La amnesia que acompañó a la restauración de la democracia y la falta de iniciativas para recuperar la memoria histórica engendró como resultado un empobrecimiento de la democracia y abonó el terreno a las tendencias autoritarias, que hoy asoman con fuerza. La recuperación de la memoria es urgente, pues la historia, a veces, no tiene tiempo para ser justa. Los usufructuarios sociológicos del franquismo y herederos ideológicos de los represores, en la actualidad en claro ascenso social y político, encontraron el camino de la memoria desbravado de justicia.

El derecho a la verdad, a la justicia y a la reparación deben estar presentes en cualquier proceso de superación de un pasado lleno de violaciones de derechos humanos. No puede cimentarse el futuro sobre un pasado sin restañar. Las heridas, que algunos consideran cicatrizadas, siguen aún abiertas. Para que las heridas verticales de la memoria dejen de manar sangre hay que convertir sus cicatrices en las formas transversales que poseen los labios y besos, es decir, vendarlas con la verdad, con la justicia y con la reparación.

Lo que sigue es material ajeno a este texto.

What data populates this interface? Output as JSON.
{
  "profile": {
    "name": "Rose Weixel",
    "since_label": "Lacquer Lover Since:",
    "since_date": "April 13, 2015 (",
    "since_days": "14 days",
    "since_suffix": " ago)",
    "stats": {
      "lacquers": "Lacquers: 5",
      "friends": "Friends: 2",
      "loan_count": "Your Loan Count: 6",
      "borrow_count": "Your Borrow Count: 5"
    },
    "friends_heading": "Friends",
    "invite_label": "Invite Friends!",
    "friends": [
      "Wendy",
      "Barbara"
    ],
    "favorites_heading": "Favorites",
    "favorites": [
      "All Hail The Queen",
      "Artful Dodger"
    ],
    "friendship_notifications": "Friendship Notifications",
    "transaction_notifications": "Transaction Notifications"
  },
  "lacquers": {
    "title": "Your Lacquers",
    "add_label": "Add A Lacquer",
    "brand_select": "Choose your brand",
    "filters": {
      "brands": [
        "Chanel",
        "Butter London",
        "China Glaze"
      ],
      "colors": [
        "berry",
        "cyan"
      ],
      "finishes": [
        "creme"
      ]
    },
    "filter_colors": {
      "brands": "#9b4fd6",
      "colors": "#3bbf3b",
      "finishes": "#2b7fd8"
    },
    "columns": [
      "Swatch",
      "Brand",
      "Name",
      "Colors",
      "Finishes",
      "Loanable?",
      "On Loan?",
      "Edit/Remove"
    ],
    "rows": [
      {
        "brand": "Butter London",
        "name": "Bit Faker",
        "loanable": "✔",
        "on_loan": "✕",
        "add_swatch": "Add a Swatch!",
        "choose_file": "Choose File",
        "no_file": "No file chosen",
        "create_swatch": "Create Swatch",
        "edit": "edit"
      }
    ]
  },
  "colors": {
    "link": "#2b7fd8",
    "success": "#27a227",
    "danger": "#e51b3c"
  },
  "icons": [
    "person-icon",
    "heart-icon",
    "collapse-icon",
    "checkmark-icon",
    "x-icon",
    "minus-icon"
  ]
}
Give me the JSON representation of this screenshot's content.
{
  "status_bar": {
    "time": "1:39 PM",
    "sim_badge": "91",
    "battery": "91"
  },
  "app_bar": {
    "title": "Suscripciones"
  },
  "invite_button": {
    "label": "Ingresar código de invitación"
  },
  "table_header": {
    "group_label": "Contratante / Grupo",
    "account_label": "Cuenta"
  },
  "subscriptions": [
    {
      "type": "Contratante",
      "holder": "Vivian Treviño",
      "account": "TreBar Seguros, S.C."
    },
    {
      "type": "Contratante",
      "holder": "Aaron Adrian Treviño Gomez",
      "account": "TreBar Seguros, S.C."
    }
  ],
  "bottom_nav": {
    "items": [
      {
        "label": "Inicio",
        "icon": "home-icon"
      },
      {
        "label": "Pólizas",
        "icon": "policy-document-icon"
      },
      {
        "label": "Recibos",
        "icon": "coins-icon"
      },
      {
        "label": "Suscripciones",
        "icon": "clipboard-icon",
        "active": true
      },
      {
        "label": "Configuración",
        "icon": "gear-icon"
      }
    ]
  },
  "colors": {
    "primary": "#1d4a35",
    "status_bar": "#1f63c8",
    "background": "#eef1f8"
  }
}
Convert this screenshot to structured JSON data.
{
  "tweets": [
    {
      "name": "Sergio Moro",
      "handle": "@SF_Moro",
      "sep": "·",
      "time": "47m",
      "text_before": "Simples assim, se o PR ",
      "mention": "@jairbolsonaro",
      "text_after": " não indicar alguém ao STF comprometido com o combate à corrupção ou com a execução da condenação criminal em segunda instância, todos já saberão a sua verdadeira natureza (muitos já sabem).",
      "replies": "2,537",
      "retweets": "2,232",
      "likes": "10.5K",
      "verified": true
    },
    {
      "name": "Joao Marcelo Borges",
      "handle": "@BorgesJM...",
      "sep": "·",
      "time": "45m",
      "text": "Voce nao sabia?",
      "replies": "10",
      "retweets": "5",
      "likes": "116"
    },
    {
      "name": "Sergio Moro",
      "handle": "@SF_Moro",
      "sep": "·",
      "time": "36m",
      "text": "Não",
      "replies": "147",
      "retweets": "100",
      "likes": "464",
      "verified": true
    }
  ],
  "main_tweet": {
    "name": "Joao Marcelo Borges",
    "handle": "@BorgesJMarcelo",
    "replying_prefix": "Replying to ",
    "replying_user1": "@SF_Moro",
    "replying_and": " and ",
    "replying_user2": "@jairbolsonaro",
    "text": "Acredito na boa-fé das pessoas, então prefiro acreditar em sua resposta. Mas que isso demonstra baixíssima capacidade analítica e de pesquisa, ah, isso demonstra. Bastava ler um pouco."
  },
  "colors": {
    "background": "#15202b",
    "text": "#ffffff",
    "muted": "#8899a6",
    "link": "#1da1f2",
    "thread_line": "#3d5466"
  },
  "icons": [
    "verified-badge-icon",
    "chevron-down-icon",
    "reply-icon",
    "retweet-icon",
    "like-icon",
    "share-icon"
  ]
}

Es absolutamente imprescindible la apuesta por la memoria histórica y el combate contra la amnesia colectiva que propugna el opio de las conciencias, borra la memoria y siega la capacidad de transformación socio-política. Hay que implicarse a fondo en su reconstrucción, pues a la memoria nunca se le acaba el tiempo. Para algunos la memoria es una maleta demasiado pesada. Por eso, es necesario abrirla para aligerarla. El pasado es muy rebelde y tozudo. Siempre vuelve, a veces en forma de leyenda. En numerosas fosas y cementerios reposan los restos de nacionalistas, republicanos, socialistas, comunistas, anarquistas y otros, muy a su pesar y contra su voluntad. No es cierto que vivamos para recordar, recordamos para vivir. Homenaje a José Arzelus Goikoetxeta. La memoria nunca muere.